We located our first bunch of hogs at a seep spring at the head of a shallow dry wash that led back toward Birdsong Creek. There were seven sows, two long-tushed old bar’ hogs, and fourteen small shoats.
They’d come there to drink and to wallow around in the potholes of soft cool mud.
They caught wind of us about the same time I saw them. The old hogs threw up their snouts and said “Woo-oof!” Then they all tore out for the hills, running through the rocks and brush almost as swiftly and silently as deer.
“Head ’em, Yeller,” I hollered. “Go get ’em boy!”
But it was a waste of words. Old Yeller was done gone.
He streaked down the slant, crossed the draw, and had the tail-end pig caught by the hind leg before the others knew he was after them.
The pig set up a loud squeal. Instantly, all the old hogs wheeled. They came at Old Yeller with their bristles up, roaring and popping their teeth. Yeller held onto his pig until I thought for a se
cond they had him. Then he let go and whirled away, running toward me, but running slow. Slow enough that the old hogs kept chasing him, thinking every second that they were going to catch him the next.
When they finally saw that they couldn’t, the old hogs stopped and formed a tight circle. They faced outward around the ring, their rumps to the center where all the squealing pigs were gathered. That way, they were ready to battle anything that wanted to jump on them. That’s the way they were used to fighting bear and panther off from their young, and that’s the way they aimed to fight us off.
But we were too smart, Old Yeller and I. We knew better than to try to break into that tight ring of threatening tushes. Anyhow, we didn’t need to. All we needed was just to move the hogs along to where we wanted them, and Old Yeller already knew how to do this.
Back he went, right up into their faces, where he pestered them with yelling bays and false rushes till they couldn’t stand it. With an angry roar, one of the barrows broke the ring to charge him.

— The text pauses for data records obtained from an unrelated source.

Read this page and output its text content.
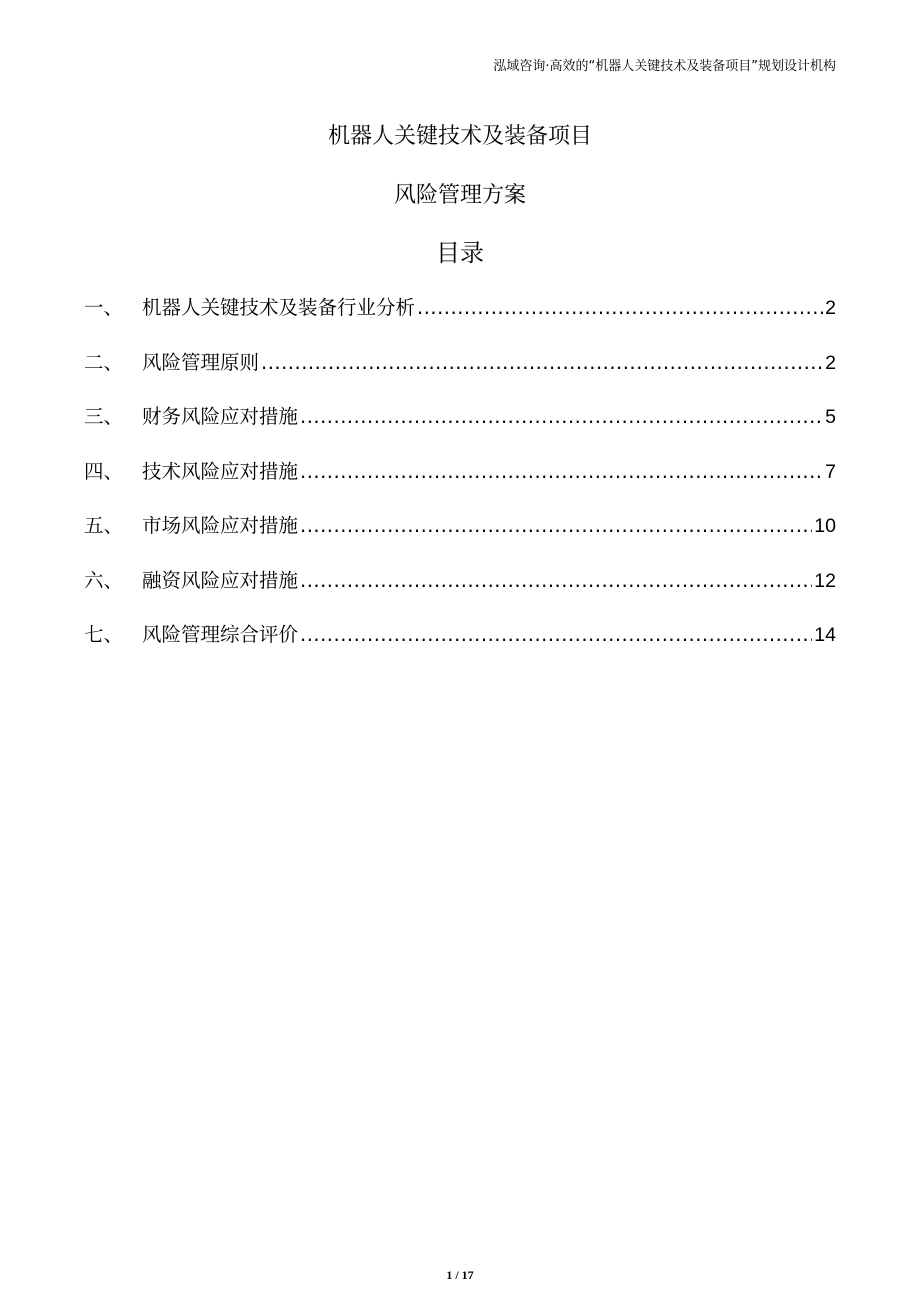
泓域咨询·高效的“机器人关键技术及装备项目”规划设计机构
机器人关键技术及装备项目
风险管理方案
目录
一、 机器人关键技术及装备行业分析 .....	2
二、 风险管理原则 .....	2
三、 财务风险应对措施 .....	5
四、 技术风险应对措施 .....	7
五、 市场风险应对措施 .....	10
六、 融资风险应对措施 .....	12
七、 风险管理综合评价 .....	14
1 / 17
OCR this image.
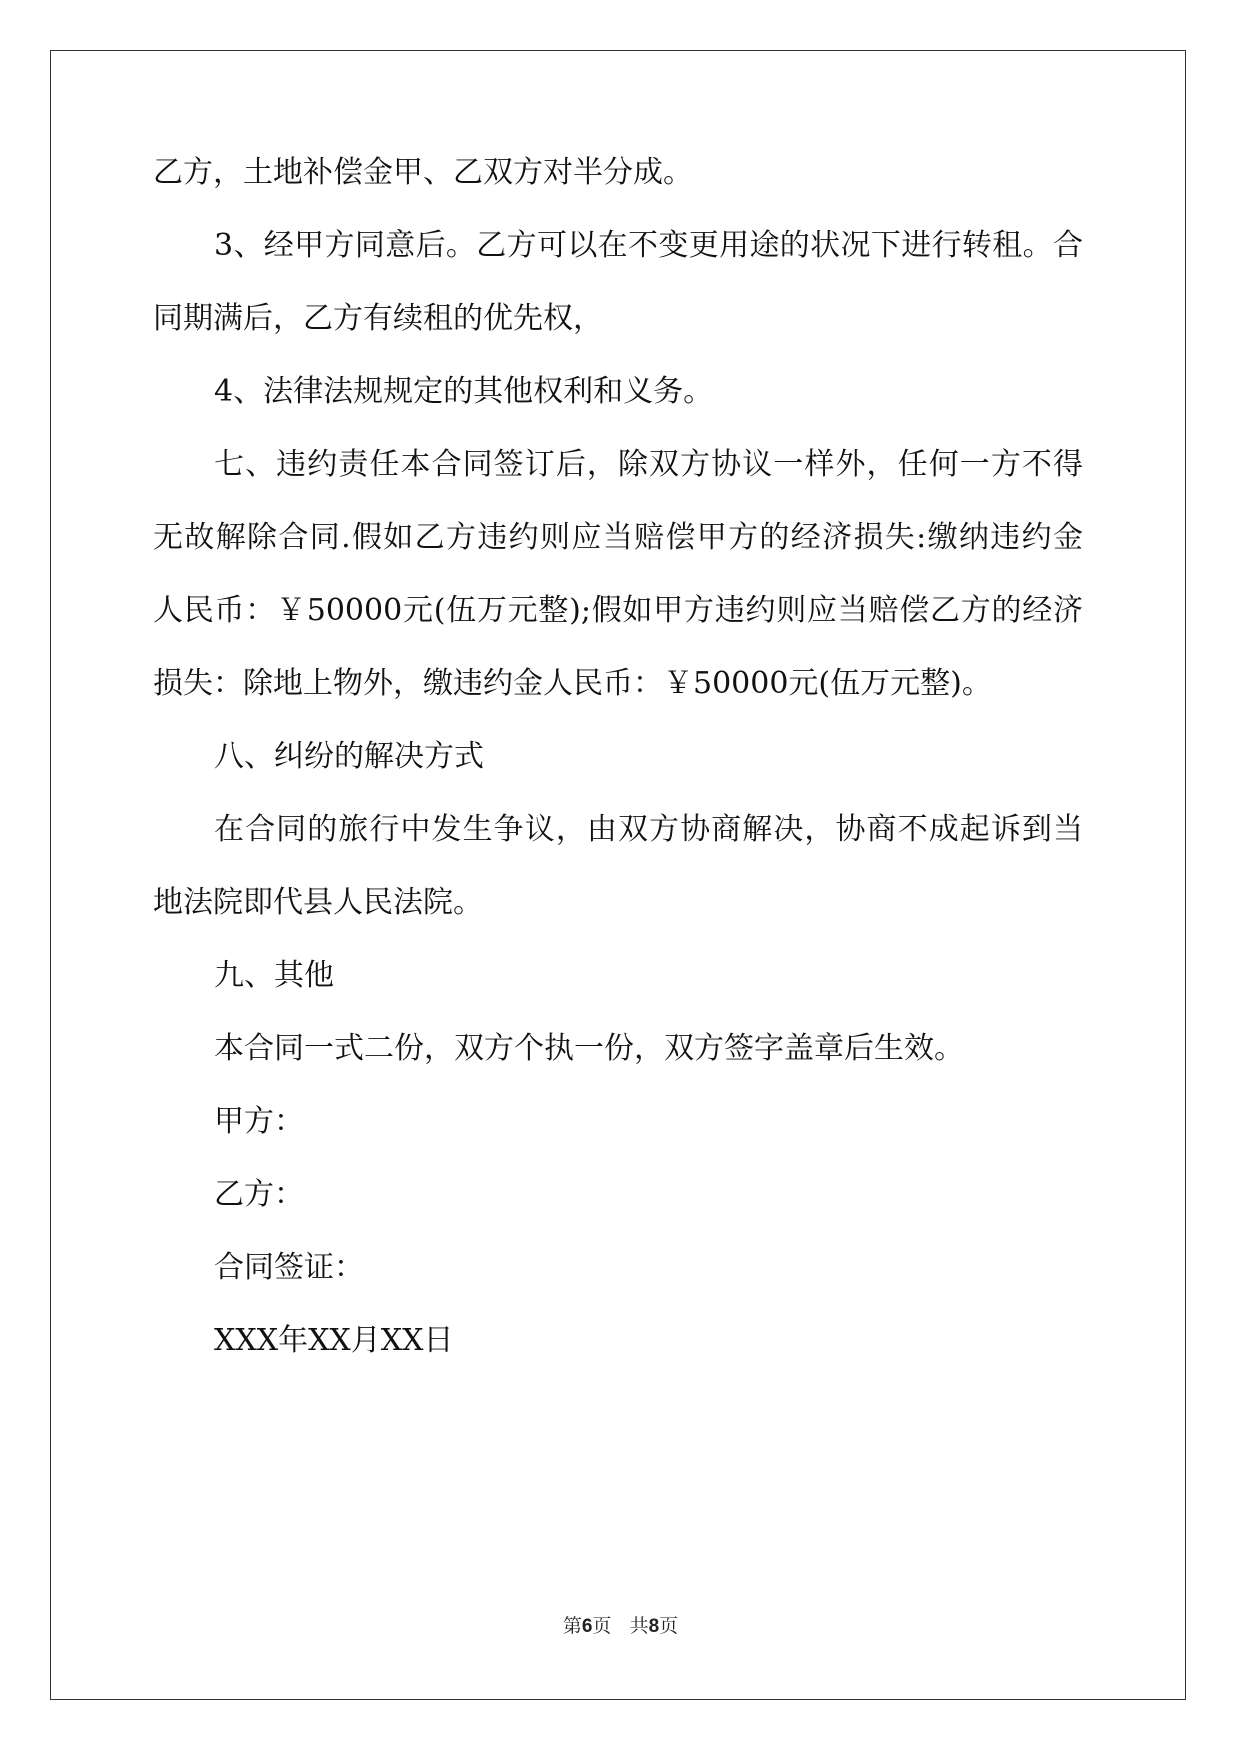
乙方，土地补偿金甲、乙双方对半分成。

3、经甲方同意后。乙方可以在不变更用途的状况下进行转租。合

同期满后，乙方有续租的优先权，

4、法律法规规定的其他权利和义务。

七、违约责任本合同签订后，除双方协议一样外，任何一方不得

无故解除合同.假如乙方违约则应当赔偿甲方的经济损失:缴纳违约金

人民币：￥50000元(伍万元整);假如甲方违约则应当赔偿乙方的经济

损失：除地上物外，缴违约金人民币：￥50000元(伍万元整)。

八、纠纷的解决方式

在合同的旅行中发生争议，由双方协商解决，协商不成起诉到当

地法院即代县人民法院。

九、其他

本合同一式二份，双方个执一份，双方签字盖章后生效。

甲方：

乙方：

合同签证：

XXX年XX月XX日

第6页 共8页
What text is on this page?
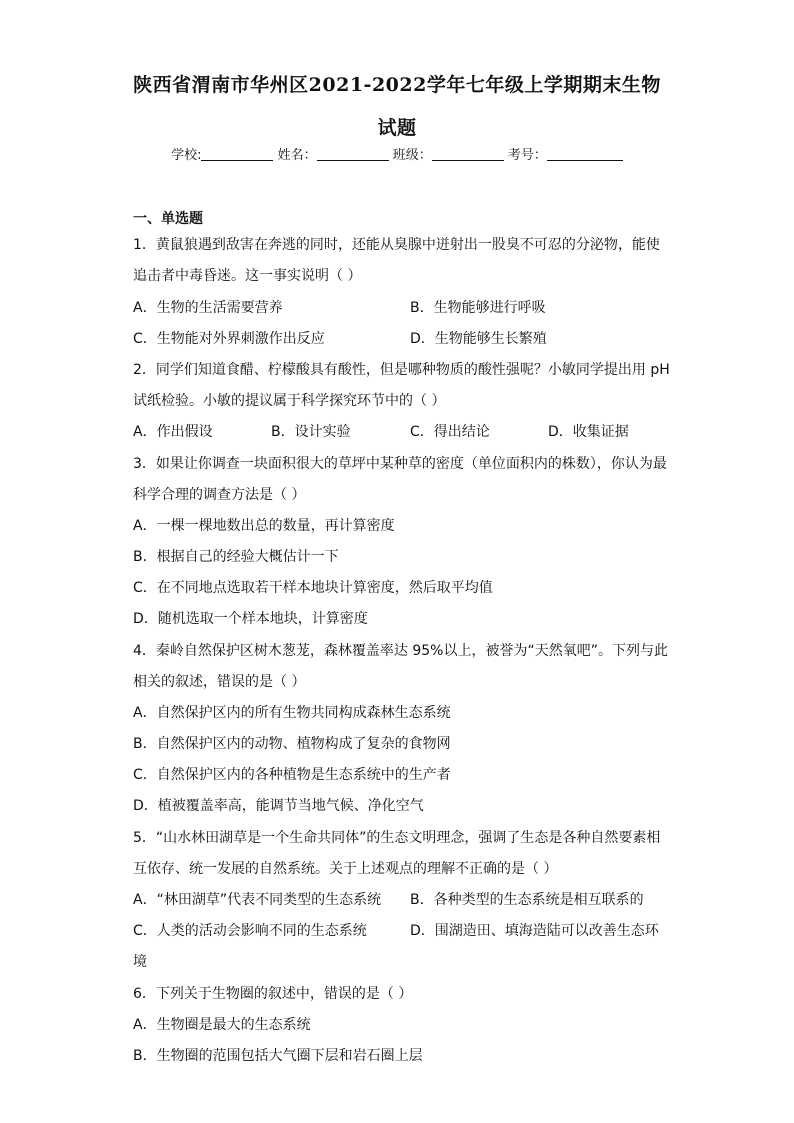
陕西省渭南市华州区2021-2022学年七年级上学期期末生物
试题
学校:	姓名：	班级：	考号：
一、单选题
1．黄鼠狼遇到敌害在奔逃的同时，还能从臭腺中迸射出一股臭不可忍的分泌物，能使
追击者中毒昏迷。这一事实说明（ ）
A．生物的生活需要营养	B．生物能够进行呼吸
C．生物能对外界刺激作出反应	D．生物能够生长繁殖
2．同学们知道食醋、柠檬酸具有酸性，但是哪种物质的酸性强呢？小敏同学提出用 pH
试纸检验。小敏的提议属于科学探究环节中的（ ）
A．作出假设	B．设计实验	C．得出结论	D．收集证据
3．如果让你调查一块面积很大的草坪中某种草的密度（单位面积内的株数），你认为最
科学合理的调查方法是（ ）
A．一棵一棵地数出总的数量，再计算密度
B．根据自己的经验大概估计一下
C．在不同地点选取若干样本地块计算密度，然后取平均值
D．随机选取一个样本地块，计算密度
4．秦岭自然保护区树木葱茏，森林覆盖率达 95%以上，被誉为“天然氧吧”。下列与此
相关的叙述，错误的是（ ）
A．自然保护区内的所有生物共同构成森林生态系统
B．自然保护区内的动物、植物构成了复杂的食物网
C．自然保护区内的各种植物是生态系统中的生产者
D．植被覆盖率高，能调节当地气候、净化空气
5．“山水林田湖草是一个生命共同体”的生态文明理念，强调了生态是各种自然要素相
互依存、统一发展的自然系统。关于上述观点的理解不正确的是（ ）
A．“林田湖草”代表不同类型的生态系统 B．各种类型的生态系统是相互联系的
C．人类的活动会影响不同的生态系统	D．围湖造田、填海造陆可以改善生态环
境
6．下列关于生物圈的叙述中，错误的是（ ）
A．生物圈是最大的生态系统
B．生物圈的范围包括大气圈下层和岩石圈上层
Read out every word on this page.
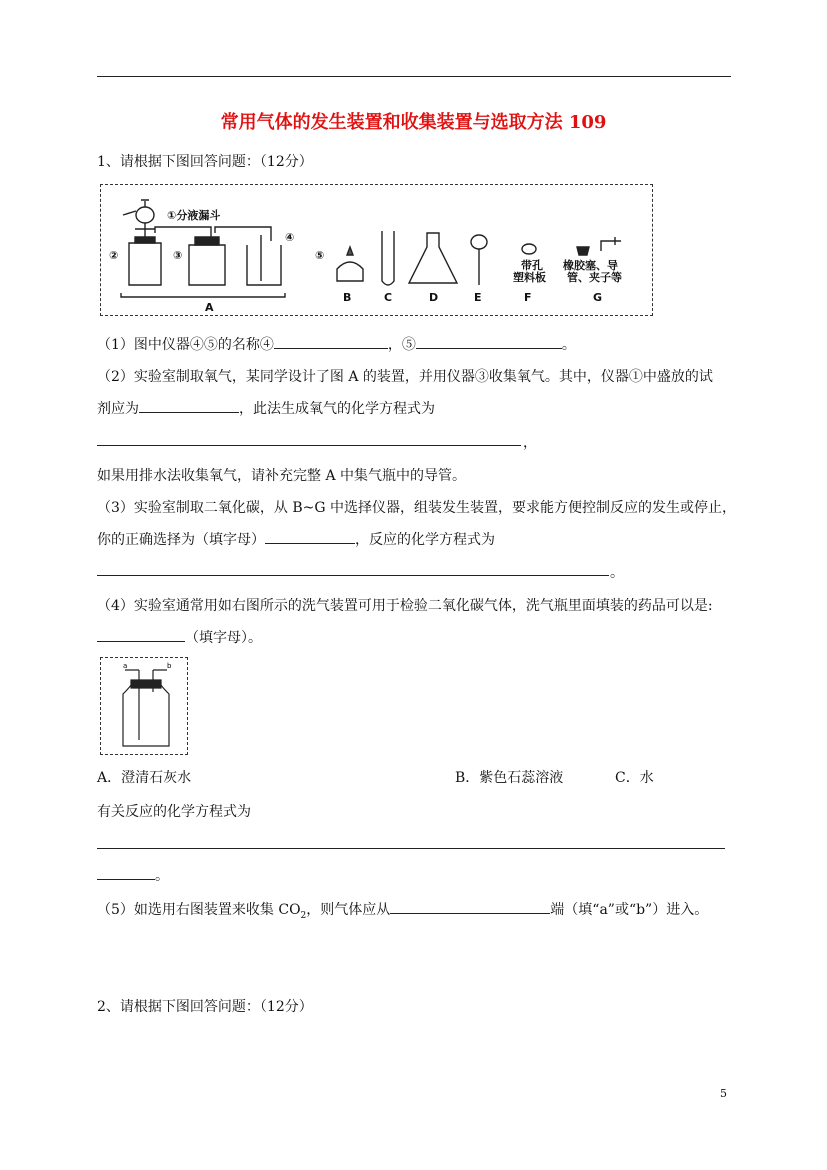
常用气体的发生装置和收集装置与选取方法 109
1、请根据下图回答问题：（12分）
①分液漏斗
②	③
④
⑤
A
B	C	D	E	F	G
带孔
塑料板
橡胶塞、导
管、夹子等
（1）图中仪器④⑤的名称④	，⑤	。
（2）实验室制取氧气，某同学设计了图 A 的装置，并用仪器③收集氧气。其中，仪器①中盛放的试
剂应为	，此法生成氧气的化学方程式为
，
如果用排水法收集氧气，请补充完整 A 中集气瓶中的导管。
（3）实验室制取二氧化碳，从 B~G 中选择仪器，组装发生装置，要求能方便控制反应的发生或停止，
你的正确选择为（填字母）	，反应的化学方程式为
。
（4）实验室通常用如右图所示的洗气装置可用于检验二氧化碳气体，洗气瓶里面填装的药品可以是:
（填字母）。
a	b
A．澄清石灰水	B．紫色石蕊溶液	C．水
有关反应的化学方程式为
。
（5）如选用右图装置来收集 $CO_2$，则气体应从	端（填“a”或“b”）进入。
2、请根据下图回答问题：（12分）
5
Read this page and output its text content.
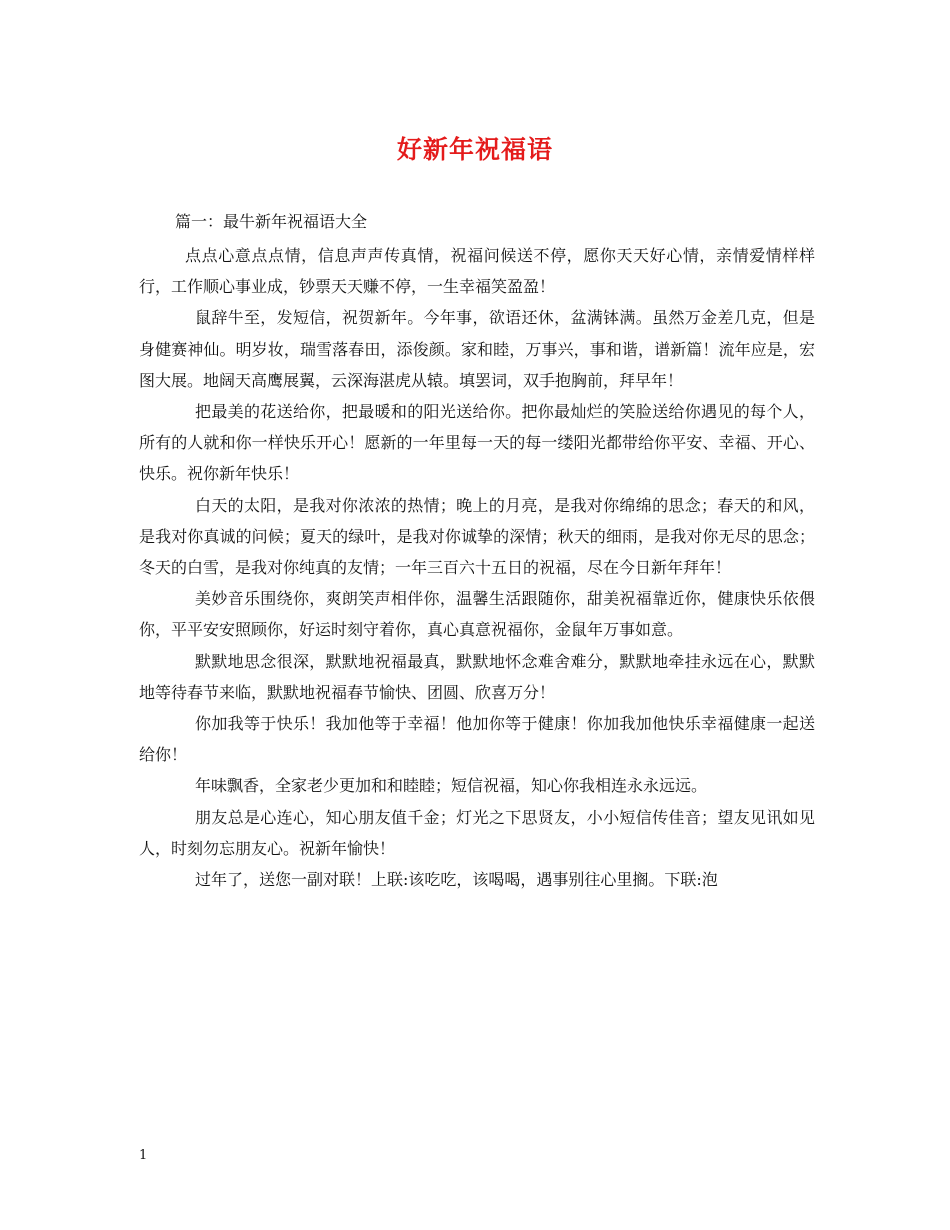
好新年祝福语
篇一：最牛新年祝福语大全

点点心意点点情，信息声声传真情，祝福问候送不停，愿你天天好心情，亲情爱情样样行，工作顺心事业成，钞票天天赚不停，一生幸福笑盈盈！

鼠辞牛至，发短信，祝贺新年。今年事，欲语还休，盆满钵满。虽然万金差几克，但是身健赛神仙。明岁妆，瑞雪落春田，添俊颜。家和睦，万事兴，事和谐，谱新篇！流年应是，宏图大展。地阔天高鹰展翼，云深海湛虎从辕。填罢词，双手抱胸前，拜早年！

把最美的花送给你，把最暖和的阳光送给你。把你最灿烂的笑脸送给你遇见的每个人，所有的人就和你一样快乐开心！愿新的一年里每一天的每一缕阳光都带给你平安、幸福、开心、快乐。祝你新年快乐！

白天的太阳，是我对你浓浓的热情；晚上的月亮，是我对你绵绵的思念；春天的和风，是我对你真诚的问候；夏天的绿叶，是我对你诚挚的深情；秋天的细雨，是我对你无尽的思念；冬天的白雪，是我对你纯真的友情；一年三百六十五日的祝福，尽在今日新年拜年！

美妙音乐围绕你，爽朗笑声相伴你，温馨生活跟随你，甜美祝福靠近你，健康快乐依偎你，平平安安照顾你，好运时刻守着你，真心真意祝福你，金鼠年万事如意。

默默地思念很深，默默地祝福最真，默默地怀念难舍难分，默默地牵挂永远在心，默默地等待春节来临，默默地祝福春节愉快、团圆、欣喜万分！

你加我等于快乐！我加他等于幸福！他加你等于健康！你加我加他快乐幸福健康一起送给你！

年味飘香，全家老少更加和和睦睦；短信祝福，知心你我相连永永远远。

朋友总是心连心，知心朋友值千金；灯光之下思贤友，小小短信传佳音；望友见讯如见人，时刻勿忘朋友心。祝新年愉快！

过年了，送您一副对联！上联:该吃吃，该喝喝，遇事别往心里搁。下联:泡

1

Instantly, all the others charged, too.
They were right on Old Yeller again. They were just about to get him. Just let them get a few inches closer, and one of them would slam a four-inch tush into his soft belly.
The thing was, Old Yeller never would let them gain the last few inches on him. They cut and slashed at him from behind and both sides, yet he never was quite there. Always he was just a little bit beyond their reach, yet still so close that they couldn’t help thinking that the next try was sure to get him.
It was a blood-chilling game Old Yeller played with the hogs, but one that you could see he enjoyed by the way he went at it. Give him time, and he’d take that bunch of angry hogs clear down out of the hills and into the pens at home if that’s where I wanted them—never driving them, just leading them along.
But that’s where Papa and I had other hog hunters out-figured. We almost never took our hogs to the pens to work them any more. That took too much time. Also, after we got them penned, there was still the dangerous job of catching the pigs away from the old ones.